The novel details the story of Paul Baumer, barely out of school, who is a German soldier in the war, along with a group of his classmates. Fresh-faced and with the jingoistic narrative of war still echoing in their young minds, this group steps on to the battle field. They are soon acquainted with the realities of combat, shaken out of their senses by the continuous rain of artillery. They are forced to grow into men overnight when they see things that most grown men wouldn’t be able to imagine in their worst nightmares. Baumer begins to lose his classmates as death becomes an everyday occurrence on the front. He finds a companion in the more experienced Kat, a resourceful army veteran who befriends and helps out the inexperienced Paul.

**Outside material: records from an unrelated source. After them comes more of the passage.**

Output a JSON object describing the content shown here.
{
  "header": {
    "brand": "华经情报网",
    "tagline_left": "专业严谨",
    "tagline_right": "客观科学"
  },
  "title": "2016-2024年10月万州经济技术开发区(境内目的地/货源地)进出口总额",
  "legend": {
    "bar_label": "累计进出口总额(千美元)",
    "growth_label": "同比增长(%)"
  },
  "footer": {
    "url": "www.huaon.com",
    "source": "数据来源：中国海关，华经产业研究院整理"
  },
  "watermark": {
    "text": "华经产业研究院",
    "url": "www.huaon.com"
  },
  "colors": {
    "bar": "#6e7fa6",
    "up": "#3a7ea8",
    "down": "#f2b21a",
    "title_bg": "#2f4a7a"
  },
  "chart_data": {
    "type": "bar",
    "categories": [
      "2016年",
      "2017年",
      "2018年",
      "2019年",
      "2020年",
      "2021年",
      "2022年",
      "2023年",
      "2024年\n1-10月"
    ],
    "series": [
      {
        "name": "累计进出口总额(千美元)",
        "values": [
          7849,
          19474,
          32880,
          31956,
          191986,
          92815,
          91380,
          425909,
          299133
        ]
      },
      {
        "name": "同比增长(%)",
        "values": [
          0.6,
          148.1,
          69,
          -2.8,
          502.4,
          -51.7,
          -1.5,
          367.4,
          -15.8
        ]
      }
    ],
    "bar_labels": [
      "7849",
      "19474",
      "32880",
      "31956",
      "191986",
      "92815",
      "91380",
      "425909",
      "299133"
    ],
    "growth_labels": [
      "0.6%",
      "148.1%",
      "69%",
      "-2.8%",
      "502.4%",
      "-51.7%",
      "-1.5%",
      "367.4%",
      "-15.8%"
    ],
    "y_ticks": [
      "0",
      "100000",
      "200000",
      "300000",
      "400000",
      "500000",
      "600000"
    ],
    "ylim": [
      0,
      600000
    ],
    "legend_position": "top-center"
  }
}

It is a novel about the violence of war that dehumanizes and the friendships that flourish in the rubble where nothing else can live. Above all it captures the pathos that lies in the disillusionment of youth with life. At an age where their life has barely started, these boys are cut-off from the world. It is impossible for them to imagine a return back to civilian life. The horror of their situation is that despite the desperation to be free of the daily fear that war brings, they cannot imagine a life without war. They feel like old men who have seen more than most do in a life time. All this is a result of being part of an event they don’t fully understand.

Remarque’s writing is simple but not pedestrian. He describes the horrors of war with a detachment and his prose has a touch of the everyday. It is this sense of the routine that enhances the horror of what he describes. The scenes in the trenches and the hospitals are stark and graphic. Remarque leaves the rhetoric of war with no place to hide. The few places where the narrative departs from the war it veers towards the only thing that these soldiers have for company around them- nature. The description of nature, beautiful and haunting, forms a relief to the hell of the trenches overhung with the gloom of death.

All Quiet on the Western Front is a classic. Beautifully translated, it is the product of a writer who is extremely skillful and whose content comes from experience rather than imagination. It is an extremely sensitive work that dismantles the belligerence of the ideology of war without taking a hammer to it.